Almost every Republican primary voter I’ve talked with has expressed disappointment with the whole field. So why not draft Bobby Jindal?



  • Pat

    Shhhhhh! We in Louisiana don’t want to lose Bobby Jindal!

  • Joe M

    I don’t know enough about Jindal to judge. However, I don’t understand this Not Romney position in Republican terms. What isn’t to like? He’s polling well against Obama, is very poised (relatively safe from predictable media attack) and promises a conservative agenda. I fear that the problem is anti-Mormonism. I don’t think that speaks well for Republicans if that is the case. — Since other names are being thrown out there, what about Paul Ryan? I thought that his plan was courageous and very well presented.

    • Rod

      Romney was a successful governor of arguably the most liberal state in the union. He was not successful because he was conservative or even moderate. Romney is a liberal, period. He speaks a good game but at the end of the day, some of us don’t trust he will actually make conservative decisions. He will follow the polls. Make him the nominee and see how quickly he changes his tune.

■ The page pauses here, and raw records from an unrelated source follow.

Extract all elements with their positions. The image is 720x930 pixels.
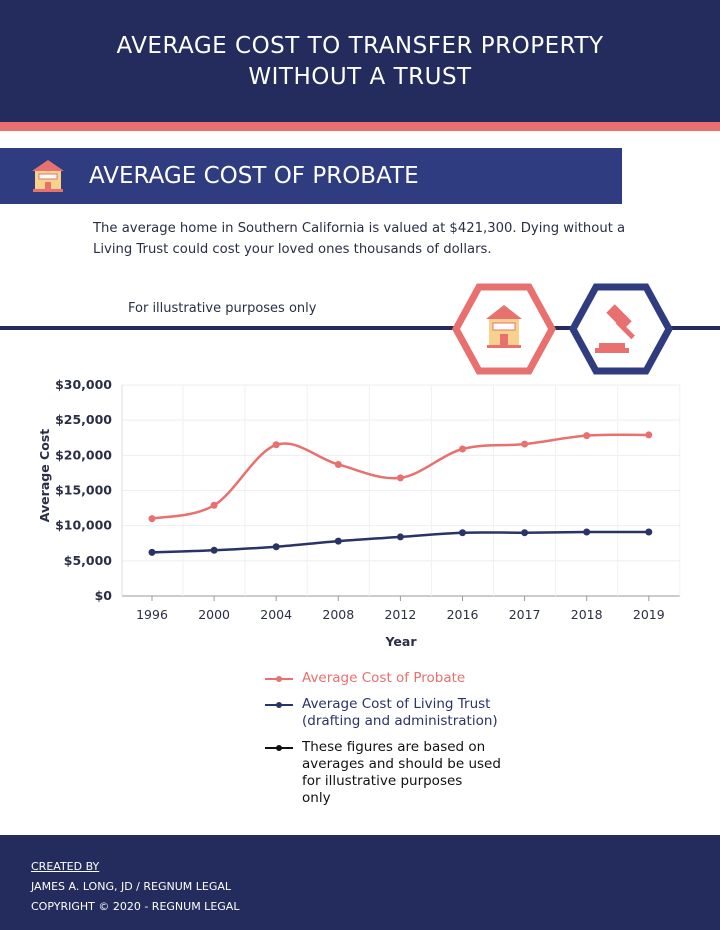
house-hexagon <box>452 283 556 375</box>
y-tick-label: $15,000 <box>55 483 112 498</box>
title-line-2: WITHOUT A TRUST <box>248 64 472 90</box>
data-point <box>210 546 218 554</box>
y-tick-label: $5,000 <box>64 553 113 568</box>
x-tick-label: 2000 <box>198 607 230 622</box>
x-tick-label: 2019 <box>633 607 665 622</box>
page-header: AVERAGE COST TO TRANSFER PROPERTY WITHOU… <box>0 0 720 122</box>
x-tick-label: 2008 <box>322 607 354 622</box>
legend-item-note: These figures are based on averages and s… <box>265 739 501 807</box>
section-title: AVERAGE COST OF PROBATE <box>89 163 419 189</box>
data-point <box>459 445 466 453</box>
legend-label: Average Cost of Probate <box>302 670 466 686</box>
author: JAMES A. LONG, JD / REGNUM LEGAL <box>31 880 232 893</box>
title-line-1: AVERAGE COST TO TRANSFER PROPERTY <box>116 33 604 59</box>
data-point <box>645 528 653 536</box>
y-tick-label: $0 <box>95 588 113 603</box>
x-tick-label: 2004 <box>260 607 292 622</box>
data-point <box>521 440 529 448</box>
legend-swatch <box>265 676 293 682</box>
legend-swatch <box>265 745 293 751</box>
illustrative-note: For illustrative purposes only <box>128 301 317 316</box>
line-chart: $0 $5,000 $10,000 $15,000 $20,000 $25,000 $30,… <box>37 377 681 649</box>
gavel-icon <box>595 304 635 353</box>
footer: CREATED BY JAMES A. LONG, JD / REGNUM LE… <box>0 835 720 930</box>
data-point <box>521 529 529 537</box>
legend-label: only <box>302 790 331 806</box>
x-tick-label: 2018 <box>571 607 603 622</box>
intro-text: The average home in Southern California … <box>93 221 626 257</box>
divider <box>0 326 720 330</box>
series-line-0 <box>151 433 649 520</box>
section-banner: AVERAGE COST OF PROBATE <box>0 148 622 204</box>
x-axis-label: Year <box>385 634 418 649</box>
legend-label: (drafting and administration) <box>302 713 498 729</box>
x-tick-label: 2016 <box>447 607 479 622</box>
data-point <box>583 432 591 440</box>
accent-bar <box>0 122 720 131</box>
y-tick-label: $20,000 <box>55 447 112 462</box>
legend-label: for illustrative purposes <box>302 773 463 789</box>
data-point <box>459 529 466 537</box>
y-tick-label: $10,000 <box>55 518 112 533</box>
data-point <box>272 543 280 551</box>
legend-label: averages and should be used <box>302 756 501 772</box>
data-point <box>148 548 156 556</box>
x-tick-label: 2017 <box>509 607 541 622</box>
data-point <box>334 460 342 468</box>
y-tick-label: $25,000 <box>55 412 112 427</box>
data-point <box>210 501 218 509</box>
chart-legend: Average Cost of Probate Average Cost of … <box>265 670 501 816</box>
x-tick-label: 1996 <box>136 607 168 622</box>
house-icon <box>32 160 64 192</box>
data-point <box>396 474 404 482</box>
data-point <box>645 431 653 439</box>
legend-item-trust: Average Cost of Living Trust (drafting an… <box>265 696 501 730</box>
data-point <box>148 515 156 523</box>
y-axis-label: Average Cost <box>37 429 52 522</box>
data-point <box>272 441 280 449</box>
data-point <box>583 528 591 536</box>
legend-label: Average Cost of Living Trust <box>302 696 491 712</box>
house-icon <box>486 305 522 348</box>
x-tick-label: 2012 <box>384 607 416 622</box>
created-by-label: CREATED BY <box>31 860 100 873</box>
gavel-hexagon <box>569 283 673 375</box>
data-point <box>396 533 404 541</box>
legend-swatch <box>265 702 293 708</box>
legend-label: These figures are based on <box>302 739 486 755</box>
copyright: COPYRIGHT © 2020 - REGNUM LEGAL <box>31 900 240 913</box>
data-point <box>334 537 342 545</box>
y-tick-label: $30,000 <box>55 377 112 392</box>
legend-item-probate: Average Cost of Probate <box>265 670 501 687</box>
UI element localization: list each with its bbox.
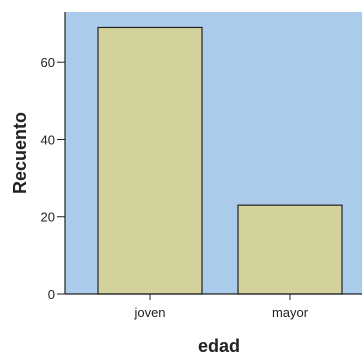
bar-mayor: [237, 204, 343, 295]
y-tick-label: 60: [41, 55, 55, 70]
x-tick-label: mayor: [272, 305, 309, 320]
y-tick-label: 20: [41, 210, 55, 225]
y-tick-label: 0: [48, 287, 55, 302]
x-axis-title: edad: [198, 336, 240, 356]
y-tick-label: 40: [41, 132, 55, 147]
y-axis-title: Recuento: [10, 112, 30, 194]
x-tick-label: joven: [133, 305, 165, 320]
bar-joven: [97, 26, 203, 295]
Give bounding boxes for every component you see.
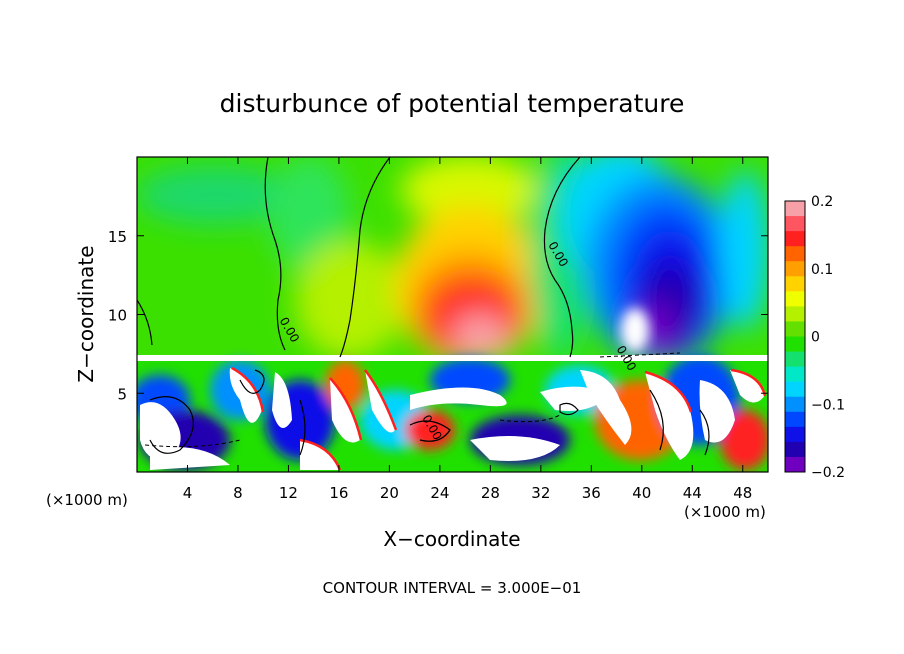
y-tick-label: 10 [108,307,127,325]
colorbar-swatch [785,321,805,337]
colorbar-swatch [785,426,805,443]
x-tick-label: 20 [380,484,399,502]
colorbar-swatch [785,456,805,473]
colorbar-swatch [785,396,805,413]
colorbar-tick-label: 0.2 [811,194,833,210]
x-tick-label: 44 [683,484,702,502]
colorbar-swatch [785,306,805,322]
y-axis-label: Z−coordinate [74,245,98,382]
colorbar-swatch [785,276,805,292]
colorbar-swatch [785,216,805,232]
colorbar-tick-labels: 0.2 0.1 0 −0.1 −0.2 [811,194,845,481]
colorbar-swatch [785,231,805,247]
plot-area [137,157,768,472]
colorbar-swatch [785,291,805,307]
y-tick-labels: 5 10 15 [108,228,127,404]
colorbar-tick-label: −0.2 [811,465,845,481]
z-unit-label: (×1000 m) [46,491,128,509]
colorbar-swatch [785,336,805,353]
colorbar-swatch [785,441,805,458]
colorbar-swatch [785,351,805,368]
colorbar-swatch [785,261,805,277]
colorbar-swatch [785,381,805,398]
colorbar-tick-label: −0.1 [811,397,845,413]
x-unit-label: (×1000 m) [684,503,766,521]
colorbar-tick-label: 0 [811,330,820,346]
x-tick-label: 24 [430,484,449,502]
x-tick-label: 36 [582,484,601,502]
x-tick-label: 48 [733,484,752,502]
contour-interval-annotation: CONTOUR INTERVAL = 3.000E−01 [323,579,582,597]
x-tick-label: 40 [632,484,651,502]
colorbar [784,200,806,473]
colorbar-swatch [785,411,805,428]
x-tick-label: 4 [183,484,193,502]
colorbar-swatch [785,201,805,217]
x-tick-label: 8 [233,484,243,502]
x-tick-labels: 4 8 12 16 20 24 28 32 36 40 44 48 [183,484,753,502]
colorbar-swatch [785,366,805,383]
x-tick-label: 16 [329,484,348,502]
chart-title: disturbunce of potential temperature [220,89,685,118]
x-tick-label: 32 [531,484,550,502]
axis-ticks [137,157,768,472]
x-tick-label: 12 [279,484,298,502]
x-tick-label: 28 [481,484,500,502]
x-axis-label: X−coordinate [383,527,520,551]
y-tick-label: 15 [108,228,127,246]
colorbar-swatch [785,246,805,262]
colorbar-tick-label: 0.1 [811,262,833,278]
y-tick-label: 5 [117,385,127,403]
colorbar-frame [784,200,806,473]
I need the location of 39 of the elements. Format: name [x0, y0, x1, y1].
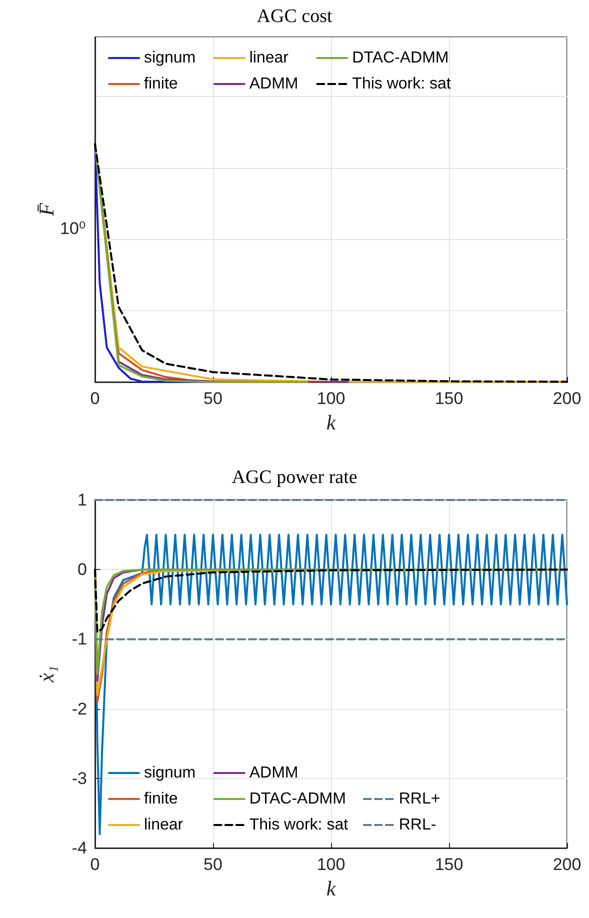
legend-label: signum [144, 50, 196, 66]
x-axis-title: k [326, 876, 336, 900]
x-tick-label: 0 [90, 389, 100, 408]
legend-label: linear [249, 50, 290, 66]
x-tick-label: 50 [204, 389, 222, 408]
x-tick-label: 150 [434, 389, 464, 408]
y-tick-label: -2 [72, 699, 87, 718]
y-tick-label: -4 [72, 838, 87, 858]
y-tick-label: -1 [72, 630, 87, 649]
x-tick-label: 100 [316, 855, 346, 874]
y-axis-title: ẋ₁ [34, 666, 58, 684]
x-tick-label: 100 [316, 389, 346, 408]
y-axis-title: F̄ [34, 202, 58, 217]
x-tick-label: 0 [90, 855, 100, 874]
legend-label: RRL- [398, 816, 436, 834]
legend-label: linear [144, 816, 184, 834]
legend-label: finite [144, 790, 178, 808]
legend-label: This work: sat [352, 76, 452, 92]
legend-label: DTAC-ADMM [352, 50, 449, 66]
y-tick-label: -3 [72, 768, 87, 788]
legend-label: This work: sat [249, 816, 349, 834]
chart-title: AGC power rate [232, 467, 358, 488]
x-tick-label: 50 [204, 855, 222, 874]
legend-label: DTAC-ADMM [249, 790, 346, 808]
legend-label: ADMM [249, 76, 298, 92]
text: 10⁰ [60, 219, 86, 238]
legend-label: RRL+ [398, 790, 440, 808]
line-series [94, 568, 568, 634]
line-series [94, 534, 568, 836]
legend-label: ADMM [249, 764, 298, 782]
y-tick-label: 1 [78, 490, 87, 510]
x-tick-label: 200 [552, 855, 582, 874]
x-axis-title: k [326, 410, 336, 434]
x-tick-label: 150 [434, 855, 464, 874]
chart-title: AGC cost [256, 6, 333, 27]
y-tick-label: 0 [78, 560, 87, 580]
legend-label: finite [144, 76, 178, 92]
legend-label: signum [144, 764, 196, 782]
x-tick-label: 200 [552, 389, 582, 408]
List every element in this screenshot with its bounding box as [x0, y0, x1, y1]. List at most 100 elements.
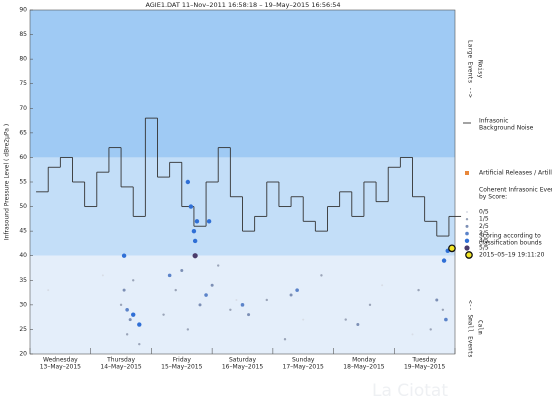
x-tick-date: 18–May–2015: [343, 364, 384, 371]
legend-label: Coherent Infrasonic Events,: [479, 187, 552, 194]
event-point: [47, 289, 50, 292]
event-point: [235, 298, 238, 301]
event-point: [229, 308, 232, 311]
band: [30, 10, 455, 158]
event-point: [121, 253, 127, 258]
x-tick-date: 15–May–2015: [161, 364, 202, 371]
y-tick-label: 40: [19, 252, 27, 259]
event-point: [368, 303, 372, 307]
event-point: [283, 338, 287, 341]
x-tick-date: 16–May–2015: [222, 364, 263, 371]
event-point: [356, 323, 360, 327]
watermark: La Ciotat: [372, 381, 448, 400]
side-label: Calm: [477, 320, 484, 335]
legend-label: Infrasonic: [479, 118, 508, 125]
event-point: [191, 228, 197, 234]
chart-title: AGIE1.DAT 11–Nov–2011 16:58:18 – 19–May–…: [145, 1, 340, 9]
event-point: [162, 313, 165, 316]
event-point: [344, 318, 347, 321]
event-point: [167, 273, 172, 278]
event-point: [240, 303, 245, 307]
y-tick-label: 35: [19, 277, 27, 284]
legend-swatch: [465, 224, 469, 228]
legend-artillery-swatch: [465, 171, 469, 175]
x-tick-label: Wednesday: [43, 357, 78, 364]
legend-label: classification bounds: [479, 240, 542, 247]
x-tick-label: Thursday: [106, 357, 135, 364]
event-point: [194, 219, 200, 224]
event-point: [210, 283, 214, 287]
side-label: Large Events -->: [467, 40, 474, 98]
x-tick-label: Sunday: [292, 357, 315, 364]
event-point: [131, 312, 136, 317]
x-tick-label: Friday: [173, 357, 192, 364]
event-point: [132, 279, 135, 282]
y-tick-label: 65: [19, 129, 27, 136]
legend-label: 4/5: [479, 237, 489, 244]
y-tick-label: 45: [19, 228, 27, 235]
legend-label: Artificial Releases / Artillery: [479, 170, 552, 177]
legend-swatch: [464, 245, 470, 251]
x-tick-label: Monday: [352, 357, 376, 364]
legend-swatch: [464, 238, 470, 243]
event-point: [101, 274, 104, 277]
event-point: [122, 288, 126, 292]
y-tick-label: 50: [19, 203, 27, 210]
side-label: Noisy: [477, 60, 484, 78]
event-point: [381, 284, 384, 287]
event-point: [302, 318, 305, 321]
event-point: [411, 333, 414, 336]
legend-highlight-swatch: [465, 251, 473, 259]
event-point: [174, 288, 177, 292]
event-point: [289, 293, 293, 297]
legend-label: 2015–05–19 19:11:20: [479, 252, 545, 259]
event-point: [138, 342, 141, 346]
legend-label: 2/5: [479, 223, 489, 230]
event-point: [186, 328, 190, 331]
legend-label: 5/5: [479, 245, 489, 252]
event-point: [198, 303, 202, 307]
y-tick-label: 90: [19, 7, 27, 14]
legend-label: Background Noise: [479, 125, 534, 132]
highlight-point: [448, 244, 456, 253]
event-point: [265, 298, 268, 302]
legend-label: 3/5: [479, 230, 489, 237]
event-point: [444, 317, 448, 322]
event-point: [417, 288, 420, 292]
y-tick-label: 85: [19, 31, 27, 38]
y-tick-label: 25: [19, 326, 27, 333]
event-point: [204, 293, 208, 297]
event-point: [192, 253, 198, 259]
x-tick-label: Tuesday: [411, 357, 437, 364]
y-tick-label: 20: [19, 351, 27, 358]
event-point: [295, 288, 299, 292]
side-label: <-- Small Events: [467, 300, 474, 358]
x-tick-date: 19–May–2015: [404, 364, 445, 371]
event-point: [217, 264, 220, 267]
event-point: [125, 333, 129, 336]
x-tick-date: 14–May–2015: [100, 364, 141, 371]
event-point: [441, 308, 445, 311]
y-tick-label: 55: [19, 179, 27, 186]
event-point: [125, 307, 129, 312]
event-point: [247, 313, 251, 317]
event-point: [320, 274, 323, 277]
event-point: [192, 238, 198, 244]
legend-label: Scoring according to: [479, 233, 541, 240]
legend-swatch: [465, 218, 469, 221]
legend-swatch: [466, 211, 468, 213]
event-point: [137, 322, 142, 327]
event-point: [188, 204, 194, 209]
x-tick-date: 17–May–2015: [283, 364, 324, 371]
y-tick-label: 70: [19, 105, 27, 112]
x-tick-date: 13–May–2015: [40, 364, 81, 371]
y-axis-label: Infrasound Pressure Level ( dBre2μPa ): [4, 124, 11, 240]
event-point: [185, 179, 191, 185]
event-point: [128, 318, 132, 322]
legend-label: 1/5: [479, 216, 489, 223]
event-point: [435, 298, 439, 302]
event-point: [206, 219, 212, 224]
event-point: [429, 328, 432, 331]
legend-swatch: [465, 231, 469, 236]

      To suggest that those of us who are against Romney are anti-Mormon is imbecilic. I’m not sure where you get this information. Just because you don’t understand mean that we are anti-anything. This is almost as stupid as Democrats saying they don’t understand how anyone could be against Obama. It must be because we’re racist.

      Paul Ryan would have made a great candidate but he made it clear he would not run. It’s unfortunate.

      • Joe M

        Rod. Thank you for the Christmas time personal insults. Just because you are not anti-mormon personally does not mean that anti-mormonism is not a factor regarding Romney’s support. And polling data supports my suspicion: — What part of Romney’s platform is liberal? Life issues: conservative. Economic issues: conservative. Marriage issues: conservative. It sounds like your argument against him is based on speculation that he doesn’t intend to follow through with the platform he is advocating for. However, even if you believe that he is playing the polls, why would he betray something that won him the white house? Obviously, in that case, the polls would be on his side, with the platform he wins on.


    Check out this article he wrote about recounting an incident in college written several years later when he held a responsible position:
    I don’t want a “left behind” fan really into the rapture with the football with launch codes next to him 24/7. Pax, Greg

  • Matt

    Well, if he’s a big supporter of Medicare premium support, a la Paul Ryan, then it would seem to be a no-go for Catholics. Giving government funds to insurance companies that cover abortion was something the bishops cited in their criticism of the ACA (notably silent when Ryan brought out his plan).

  • Marcel LeJeune

    There were two people I wanted to run for President and neither did. Jindal was my first choice and Christie was my second. Either would wipe up the current field in the GOP race. But, they are both relatively new and said they want to finish the job they started in their respective states.

  • tz1

    Rick perry has what is probably the most watched youtube campaign ad. And largest number of parodies as he wore a “brokeback mountain” coat.

    But Jindal needs to see the law enforced. Sarbox would throw most of the banksters in jail – the rest via common law fraud.

    Planned parenthood regularly flauts the stautorybrape reporting laws – most recentlu=y Sibelius shredded the evidence.

    Often things look good on paper.